Erigga – « Vawulence »

Erigga est une légende du rap au Nigéria. Depuis qu’il a commencé sa carrière en 2009, il est devenu le roi du pidgin rap, un rap en pidgin english, sans concession, fait pour les Nigérians, pas pour les Occidentaux. On aurait tendance à croire que seules les villes de Lagos et Port-Harcourt comptent dans le paysage musical, mais Erigga a mis la ville de Warri, dans le Delta State, sur la carte du hip hop nigérian, et c’est souvent le décor de ses textes ( « Welcome to War »). « Vawulence », qui reprend la façon dont les Nigérians prononcent le mot anglais « violence », est le premier single de son nouveau projet The Lost Boy Album, paru début septembre. Dans le clip, Erigga apparaît sous les traits d’un chef de gang faisant partie d’un groupe de détenus qui doivent être transférés en bus dans une autre prison mais sur le trajet ils sont libérés par un commando. La principale séquence de la vidéo a été tournée devant la tour de la Book Shop House, l’un des plus anciens gratte-ciels de Lagos, sur Lagos Island. 

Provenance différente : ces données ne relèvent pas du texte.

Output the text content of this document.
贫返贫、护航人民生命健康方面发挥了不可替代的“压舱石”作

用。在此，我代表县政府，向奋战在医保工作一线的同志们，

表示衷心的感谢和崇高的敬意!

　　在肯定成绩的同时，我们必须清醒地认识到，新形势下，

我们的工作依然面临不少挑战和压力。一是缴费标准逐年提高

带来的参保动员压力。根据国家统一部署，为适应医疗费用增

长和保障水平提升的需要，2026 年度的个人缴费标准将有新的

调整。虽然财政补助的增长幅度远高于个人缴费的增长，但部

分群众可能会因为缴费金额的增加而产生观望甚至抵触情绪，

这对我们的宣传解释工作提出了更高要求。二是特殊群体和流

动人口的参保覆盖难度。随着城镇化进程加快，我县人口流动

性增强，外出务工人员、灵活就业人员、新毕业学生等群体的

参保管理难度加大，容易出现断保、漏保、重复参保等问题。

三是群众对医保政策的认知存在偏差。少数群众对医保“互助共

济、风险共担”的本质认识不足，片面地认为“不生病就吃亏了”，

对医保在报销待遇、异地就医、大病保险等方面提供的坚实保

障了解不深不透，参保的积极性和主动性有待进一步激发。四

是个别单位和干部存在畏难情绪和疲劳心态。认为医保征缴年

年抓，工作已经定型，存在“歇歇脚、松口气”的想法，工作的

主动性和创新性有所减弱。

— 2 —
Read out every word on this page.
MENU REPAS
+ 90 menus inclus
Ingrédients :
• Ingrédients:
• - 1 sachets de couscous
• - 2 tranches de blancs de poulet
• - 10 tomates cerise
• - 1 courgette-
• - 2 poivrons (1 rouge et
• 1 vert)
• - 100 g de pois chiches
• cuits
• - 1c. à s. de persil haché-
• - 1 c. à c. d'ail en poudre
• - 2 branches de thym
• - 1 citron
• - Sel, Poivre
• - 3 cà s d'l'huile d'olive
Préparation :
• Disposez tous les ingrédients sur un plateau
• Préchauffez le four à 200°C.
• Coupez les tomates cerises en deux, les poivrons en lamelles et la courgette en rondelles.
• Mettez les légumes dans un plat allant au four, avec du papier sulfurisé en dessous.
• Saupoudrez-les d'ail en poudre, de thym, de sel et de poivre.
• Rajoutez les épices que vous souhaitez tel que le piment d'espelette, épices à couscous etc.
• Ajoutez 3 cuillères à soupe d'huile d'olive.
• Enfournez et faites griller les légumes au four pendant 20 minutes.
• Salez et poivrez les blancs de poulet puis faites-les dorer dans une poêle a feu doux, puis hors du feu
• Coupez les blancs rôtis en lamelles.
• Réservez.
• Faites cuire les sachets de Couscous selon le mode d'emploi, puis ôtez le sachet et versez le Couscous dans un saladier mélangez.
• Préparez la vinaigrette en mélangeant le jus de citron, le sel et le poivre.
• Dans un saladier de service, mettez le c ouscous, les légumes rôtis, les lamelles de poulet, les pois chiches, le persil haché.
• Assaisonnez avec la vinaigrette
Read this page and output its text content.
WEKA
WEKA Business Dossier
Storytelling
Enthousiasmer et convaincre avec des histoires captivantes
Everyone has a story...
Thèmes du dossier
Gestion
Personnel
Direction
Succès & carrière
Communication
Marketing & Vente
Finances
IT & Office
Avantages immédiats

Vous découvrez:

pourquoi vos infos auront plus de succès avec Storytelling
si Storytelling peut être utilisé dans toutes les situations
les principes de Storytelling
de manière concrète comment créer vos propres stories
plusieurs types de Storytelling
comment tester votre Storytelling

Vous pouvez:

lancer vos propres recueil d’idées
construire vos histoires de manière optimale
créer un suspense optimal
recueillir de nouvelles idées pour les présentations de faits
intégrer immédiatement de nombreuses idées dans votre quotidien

Femi One feat Wangechi – « Lip Service »

2022 aura été une année resplendissante pour les Kényanes Femi One et Wangechi. Depuis presque dix ans, Femi One fait partie des rappeuses les plus renommées du pays. Elle s’est fait connaître grâce à des titres imparables de gengetone  (« Utawezana », « Tippy Toe »), ce style kényan fortement inspiré par le dancehall jamaïcain, et grâce à des morceaux purement hip hop (« Pilau Njeri », « Kipetero Kiyesu »). Ces derniers mois, elle a prouvé que le gengetone était loin d’être mort  avec son tube « Hepi ». Wangechi est une autre rappeuse talentueuse connue au Kénya depuis quelques années pour son talent de lyriciste. En 2022, elle a sorti Chonjo, un album commun avec Scar Mkadinali, membre du trio Wakadinali, l’un des crews qui dominent le rap à Nairobi. On y trouve l’excellent morceau de drill « Romantic Rivals », l’un des meilleurs morceaux kenyans de l’année. Il y a presque dix ans, Femi One et Wangechi figuraient toutes les deux sur l’iconique remix de Ligisoo du rappeur Rabbit Kaka Sungura. Elles nous ont régalé fin septembre en se retrouvant enfin après toutes ces années pour une collaboration intitulée « Lip Service », un titre de drill groovy devenu instantanément un classique.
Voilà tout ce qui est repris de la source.